Study design: Experimental study. Place and Duration of the Study: University of Health Sciences, Izmir Bozyaka Training and Research Hospital, Izmir, Turkiye, between December 2020 and June 2021.
Methodology: Seventy-two patients undergoing laparoscopic cholecystectomy were included. At the end of the surgery, patients were antagonised for neuromuscular blockers either by atropine / neostigmine or sugammadex by an anaesthesiologist who was not involved in the study.
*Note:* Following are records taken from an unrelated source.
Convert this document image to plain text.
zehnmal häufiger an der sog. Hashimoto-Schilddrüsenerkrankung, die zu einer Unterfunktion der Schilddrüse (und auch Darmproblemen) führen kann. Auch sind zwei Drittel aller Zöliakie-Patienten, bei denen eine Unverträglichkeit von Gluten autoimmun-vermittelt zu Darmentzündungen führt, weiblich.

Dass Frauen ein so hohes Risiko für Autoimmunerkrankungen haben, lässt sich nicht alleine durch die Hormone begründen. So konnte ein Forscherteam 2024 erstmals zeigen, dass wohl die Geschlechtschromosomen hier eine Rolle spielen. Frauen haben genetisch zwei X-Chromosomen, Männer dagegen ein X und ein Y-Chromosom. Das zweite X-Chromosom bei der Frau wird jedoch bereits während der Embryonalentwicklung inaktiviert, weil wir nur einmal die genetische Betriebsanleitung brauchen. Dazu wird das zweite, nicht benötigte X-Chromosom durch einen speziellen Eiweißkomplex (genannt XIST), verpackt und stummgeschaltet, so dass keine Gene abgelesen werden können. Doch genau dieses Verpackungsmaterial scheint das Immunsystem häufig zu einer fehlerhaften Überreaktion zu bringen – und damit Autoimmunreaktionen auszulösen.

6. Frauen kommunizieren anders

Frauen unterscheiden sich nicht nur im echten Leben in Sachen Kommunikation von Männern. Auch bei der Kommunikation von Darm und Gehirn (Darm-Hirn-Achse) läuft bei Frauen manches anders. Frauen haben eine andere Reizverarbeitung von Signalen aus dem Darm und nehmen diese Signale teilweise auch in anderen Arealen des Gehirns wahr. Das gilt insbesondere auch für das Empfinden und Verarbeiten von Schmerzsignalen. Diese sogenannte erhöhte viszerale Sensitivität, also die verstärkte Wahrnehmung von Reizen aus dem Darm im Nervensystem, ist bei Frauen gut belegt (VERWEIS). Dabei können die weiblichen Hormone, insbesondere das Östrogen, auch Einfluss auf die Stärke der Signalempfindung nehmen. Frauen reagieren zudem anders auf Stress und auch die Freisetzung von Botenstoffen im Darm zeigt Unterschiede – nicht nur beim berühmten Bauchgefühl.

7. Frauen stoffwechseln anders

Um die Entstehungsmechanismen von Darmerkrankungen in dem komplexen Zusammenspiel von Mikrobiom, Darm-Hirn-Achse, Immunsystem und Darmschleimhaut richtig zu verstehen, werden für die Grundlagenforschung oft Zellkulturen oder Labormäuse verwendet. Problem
Total anaesthesia time, pneumoperitoneum time, surgery time, number of postoperative opioid dose requirements and total opioid dose administered, number of medication requirements for postoperative nausea and vomiting, postoperative hospital stay, and first gas and stool output time of all the cases were evaluated by the researcher who was unaware of the medicines used for antagonisation.
Results: There were no statistically significant differences between the two groups in terms of their effects on postoperative gastrointestinal motility (first gas and stool output time), duration of anaesthesia, duration of surgery, duration of pneumoperitoneum, the number of postoperative opioid dose requirements, the number of drug requirements for postoperative nausea / vomiting, and the postoperative hospitalisation duration of the cases.
Conclusion: Effects of reversal agents on postoperative gastrointestinal motility are still debated. Studies on this subject in the literature are both limited in number and have been conducted with different medicine combinations in a wide variety of patient populations. The authors thought that further prospective randomised studies are needed to interpret this effect more clearly.